- Born: Phoenix, Arizona
- Citizenship: Kiowa Tribe and U.S.
- Education: Institute of American Indian Arts, Columbia School of Journalism, Harvard University
- Occupation: Journalist
- Employer: Grist Magazine Inc.
- Known for: investigative journalism
- Website: tristanahtone.net

= Tristan Ahtone =

Kiowa journalist

Tristan Ahtone is a Native American journalist and citizen of the Kiowa Tribe. He is currently the editor-at-large at Grist Magazine.
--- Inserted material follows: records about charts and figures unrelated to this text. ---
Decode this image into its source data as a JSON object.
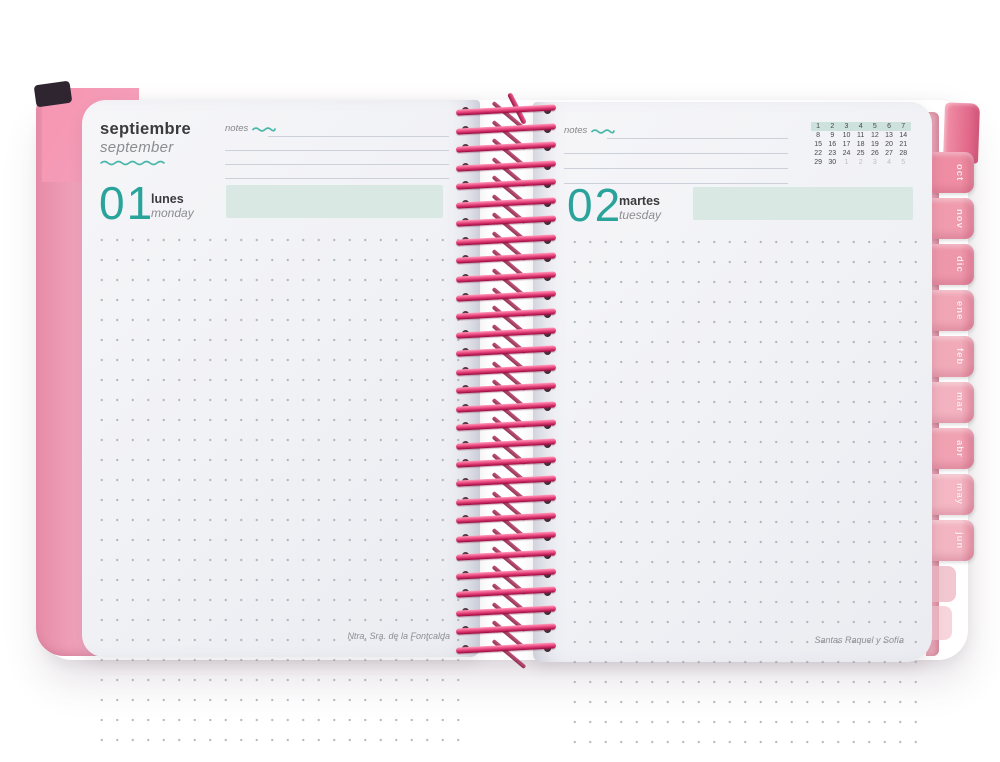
{
  "planner": {
    "left_page": {
      "month_name_es": "septiembre",
      "month_name_en": "september",
      "notes_label": "notes",
      "day_number": "01",
      "day_name_es": "lunes",
      "day_name_en": "monday",
      "saint_day_label": "Ntra. Sra. de la Fontcalda"
    },
    "right_page": {
      "notes_label": "notes",
      "day_number": "02",
      "day_name_es": "martes",
      "day_name_en": "tuesday",
      "saint_day_label": "Santas Raquel y Sofía",
      "mini_calendar": {
        "rows": [
          [
            "1",
            "2",
            "3",
            "4",
            "5",
            "6",
            "7"
          ],
          [
            "8",
            "9",
            "10",
            "11",
            "12",
            "13",
            "14"
          ],
          [
            "15",
            "16",
            "17",
            "18",
            "19",
            "20",
            "21"
          ],
          [
            "22",
            "23",
            "24",
            "25",
            "26",
            "27",
            "28"
          ],
          [
            "29",
            "30",
            "1",
            "2",
            "3",
            "4",
            "5"
          ]
        ],
        "highlighted_row_index": 0,
        "dim_cells_row_index": 4,
        "dim_cells_from_col": 2
      }
    },
    "month_tabs": [
      {
        "label": "oct",
        "color": "#ee8da3"
      },
      {
        "label": "nov",
        "color": "#f09cae"
      },
      {
        "label": "dic",
        "color": "#ee97aa"
      },
      {
        "label": "ene",
        "color": "#f1a6b5"
      },
      {
        "label": "feb",
        "color": "#f1abb8"
      },
      {
        "label": "mar",
        "color": "#f3b2bf"
      },
      {
        "label": "abr",
        "color": "#f0a2b2"
      },
      {
        "label": "may",
        "color": "#f4b7c3"
      },
      {
        "label": "jun",
        "color": "#f3b5c1"
      }
    ],
    "colors": {
      "accent_teal": "#2aa39b",
      "squiggle_teal": "#49b6aa",
      "highlight_mint": "#d9e8e3",
      "calendar_highlight_mint": "#cde2dc",
      "spiral_pink": "#e0467c",
      "cover_pink": "#f0a0ba",
      "page_background": "#f0f1f5"
    }
  }
}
== Early life and education ==
Tristan Ahtone was born in Phoenix, Arizona. He attended the Institute of American Indian Arts in Santa Fe and the Columbia School of Journalism in New York. Later, he attended Harvard University as a Nieman Fellow.

== Journalism career ==
Tristan Ahtone has written for several outlets, including Al Jazeera America, The Newshour with Jim Lehrer, National Geographic, NPR, National Native News, Frontline, Wyoming Public Radio, Vice, and more.

His investigation with lecturer Robert Lee on land-grant universities was awarded a Polk Award in 2020.

He was previously the editor-in-chief of the Texas Observer and the Indigenous Affairs editor at High Country News. In 2017, he created the tribal affairs desk for High Country News.

== Community service ==
Ahtone was formerly the president of the Native American Journalists Association (now Indigenous Journalists Association).

== Awards and honors ==
In 2017, the Nieman Foundation for Journalism named Ahtone a Neiman Fellow.